The distinction between FDI “announced” and FDI “received” is critical. Business France’s headline FDI count includes projects at announcement stage (investment commitments), while Banque de France FDI statistics capture actual capital inflows (disbursements). The gap can be significant — particularly for multi-year projects where capital flows over 3-7 years after announcement. This tracker uses announced/committed figures for project count and value estimates, with notes on implementation status.

“France 2030-linked” FDI means investment in sectors covered by France 2030, where France 2030 support (grants, subsidized financing, permitting assistance, regulatory clarification) was cited as a factor in the investment decision. Not all FDI in these sectors is France 2030-linked — France’s regulatory environment, infrastructure, and market access are independent attractiveness factors.

Key Insights

  • Taiwan is France 2030’s most strategically significant new investor country: ProLogium’s €5.2B Dunkirk investment — France’s single largest-ever FDI announcement — reflects Taiwanese manufacturers’ diversification away from Taiwan production concentration risk (China invasion scenario) and toward EU market proximity. The success of ProLogium negotiations in France (rather than Germany, Poland, or Spain, which all competed for this investment) was significantly driven by France 2030’s competitive subsidy offer.
  • US tech giants dominate AI and cloud FDI: Microsoft, Google, Amazon, and Meta collectively account for over €8 billion in announced French AI and cloud investments since 2021, primarily driven by France’s stable regulatory environment, enterprise customer concentration, and French government’s explicit welcome of US tech investment (in contrast to some European governments’ more skeptical stance).
  • Choose France conversion rate is declining as announcement scale grows: the 72% conversion rate in 2023 and estimated 65% in 2024 reflect the growing ambition of announcements (higher-value, more complex projects are harder to convert) rather than fundamental attractiveness deterioration.
  • France’s labor market is less of a deterrent than a decade ago: the 2018 Ordonnances travail reforms reduced hiring/firing costs and increased workplace flexibility. Investors who visited France in 2015 and found labor relations challenging are being surprised by the improved climate in 2024.
  • Post-Brexit UK FDI relocation to France is real but modest: financial services FDI has concentrated in Paris (particularly from banks establishing EU booking centers), but manufacturing FDI from the UK is smaller than France hoped. The structural FDI relocation from UK to France is a 5-10 year story, not a 3-year one.

How to Use This Data

For companies evaluating France as an investment location: The FDI sector distribution shows where France has the strongest pull — AI/cloud, semiconductors, batteries, and health. These sectors have the deepest subsidy packages, most streamlined permitting (relatively), and strongest ecosystem density. Companies in these sectors should budget for France 2030 grant receipt timelines of 18-36 months from commitment to substantial disbursement and plan capital structures accordingly.

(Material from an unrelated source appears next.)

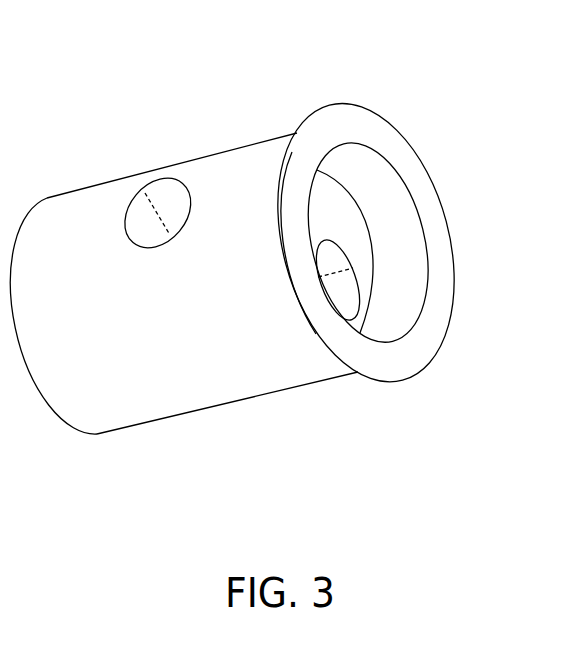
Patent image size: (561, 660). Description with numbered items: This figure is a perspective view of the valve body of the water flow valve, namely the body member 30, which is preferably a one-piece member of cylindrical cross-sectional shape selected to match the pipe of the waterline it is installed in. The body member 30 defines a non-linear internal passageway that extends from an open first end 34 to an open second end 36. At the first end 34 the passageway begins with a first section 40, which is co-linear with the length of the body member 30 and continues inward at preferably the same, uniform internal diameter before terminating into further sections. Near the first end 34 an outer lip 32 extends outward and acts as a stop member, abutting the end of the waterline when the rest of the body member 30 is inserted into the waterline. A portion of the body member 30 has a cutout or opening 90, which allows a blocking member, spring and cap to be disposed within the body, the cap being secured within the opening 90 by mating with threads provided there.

For investors tracking FDI flows: FDI announcement data provides the earliest leading indicator of France 2030’s commercial momentum — corporate investment decisions in France 2030 sectors are validations of the investment thesis by sophisticated global capital allocators. Monitor Business France quarterly FDI statistics for evidence of sustained FDI flow versus announcement fatigue.